Campus Rostock
„KI zwingt uns, menschlicher zu werden“
Dez 25
Künstliche Intelligenz verändert, wie wir lernen, denken und arbeiten. Doch während viele Bildungseinrichtungen noch um ihre Rolle im digitalen Wandel ringen, hat Boris Walbaum, Mitgründer und Präsident des Forward College in Paris, Lissabon und Berlin, längst gehandelt. Mit seinem Buch Education.AI und einem radikal neuen Hochschulmodell plädiert er dafür, Bildung neu zu denken – als Raum für menschliche Tiefe in einer technologisierten Welt. Ein Gespräch über die Zukunft der Universitäten, warum sich vor allem junge Frauen für das Studium am Forwad College entscheiden und was Maschinen (noch) nicht können.
0381-Magazin: Herr Walbaum, Sie schreiben, dass traditionelle Universitäten Gefahr laufen, überholt zu werden. Warum?

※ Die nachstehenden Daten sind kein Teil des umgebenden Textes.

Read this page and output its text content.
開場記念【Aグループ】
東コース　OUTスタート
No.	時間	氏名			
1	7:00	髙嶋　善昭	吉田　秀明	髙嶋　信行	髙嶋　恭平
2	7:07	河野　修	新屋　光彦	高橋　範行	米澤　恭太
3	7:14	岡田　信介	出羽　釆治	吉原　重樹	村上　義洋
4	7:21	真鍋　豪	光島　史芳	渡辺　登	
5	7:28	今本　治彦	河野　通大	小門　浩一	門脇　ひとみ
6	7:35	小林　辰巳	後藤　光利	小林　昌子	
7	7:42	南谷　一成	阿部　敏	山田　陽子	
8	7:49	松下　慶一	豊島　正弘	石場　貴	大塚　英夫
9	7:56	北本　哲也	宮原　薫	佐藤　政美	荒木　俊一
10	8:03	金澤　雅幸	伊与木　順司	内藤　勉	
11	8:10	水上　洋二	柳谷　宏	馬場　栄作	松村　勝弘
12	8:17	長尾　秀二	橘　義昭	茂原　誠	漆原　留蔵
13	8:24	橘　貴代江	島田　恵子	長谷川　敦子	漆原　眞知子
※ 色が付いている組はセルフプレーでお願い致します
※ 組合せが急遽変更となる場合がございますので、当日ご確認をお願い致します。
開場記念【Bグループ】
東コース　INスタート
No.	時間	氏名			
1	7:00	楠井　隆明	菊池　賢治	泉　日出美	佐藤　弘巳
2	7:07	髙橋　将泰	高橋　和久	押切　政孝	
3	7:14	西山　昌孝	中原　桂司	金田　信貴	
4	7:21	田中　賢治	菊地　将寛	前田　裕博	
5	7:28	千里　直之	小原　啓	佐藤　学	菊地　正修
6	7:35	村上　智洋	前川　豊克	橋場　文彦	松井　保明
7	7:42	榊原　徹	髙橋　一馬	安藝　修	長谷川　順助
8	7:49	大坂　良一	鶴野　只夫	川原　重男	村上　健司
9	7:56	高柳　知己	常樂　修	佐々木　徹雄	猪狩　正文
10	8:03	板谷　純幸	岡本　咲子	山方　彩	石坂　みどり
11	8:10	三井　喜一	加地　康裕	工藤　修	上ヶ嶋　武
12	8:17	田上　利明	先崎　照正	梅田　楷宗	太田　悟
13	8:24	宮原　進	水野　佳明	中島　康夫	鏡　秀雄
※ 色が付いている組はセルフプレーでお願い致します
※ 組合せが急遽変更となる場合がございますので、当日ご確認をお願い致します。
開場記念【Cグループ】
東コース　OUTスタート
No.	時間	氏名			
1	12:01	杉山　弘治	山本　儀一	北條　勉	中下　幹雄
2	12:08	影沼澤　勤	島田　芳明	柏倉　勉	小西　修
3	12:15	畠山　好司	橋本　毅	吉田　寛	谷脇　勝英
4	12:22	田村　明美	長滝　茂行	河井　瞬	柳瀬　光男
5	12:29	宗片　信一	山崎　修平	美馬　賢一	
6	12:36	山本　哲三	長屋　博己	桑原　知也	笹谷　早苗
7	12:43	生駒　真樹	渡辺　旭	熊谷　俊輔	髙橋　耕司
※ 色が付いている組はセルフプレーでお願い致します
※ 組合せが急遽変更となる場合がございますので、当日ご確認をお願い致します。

Boris Walbaum: Es gibt ein hohes Risiko, dass Universitäten, wie wir sie kennen, ihre Relevanz verlieren. Schon Anfang der 2010er-Jahre wurde das Ende der Hochschulen prophezeit – damals durch allgegenwärtige Online-Kurse. Passiert ist seitdem allerdings wenig. Das zeigt, wie widerstandsfähig Universitäten sind – aber auch, wie unbeweglich. Ich habe in den vergangenen Jahren mit vielen Universitäten zusammengearbeitet und sehe dort enorme strukturelle Trägheit, verursacht durch Regulierungen, Governance-Fragen und ein System von Rankings, das Innovation eher hemmt als fördert. Jetzt, da die Generative KI auf eine ohnehin hitzige Debatte über das Preis-Leistungs-Verhältnis von Universitäten in den USA und auf die Erfahrungen der Pandemie trifft, geraten viele Hochschulen tatsächlich unter Druck. Einschreibungen gehen zurück, und Studierende stellen den Wert eines klassischen Studiums zunehmend infrage. Universitäten müssen entschlossener reagieren, wenn sie nicht den Anschluss verlieren wollen.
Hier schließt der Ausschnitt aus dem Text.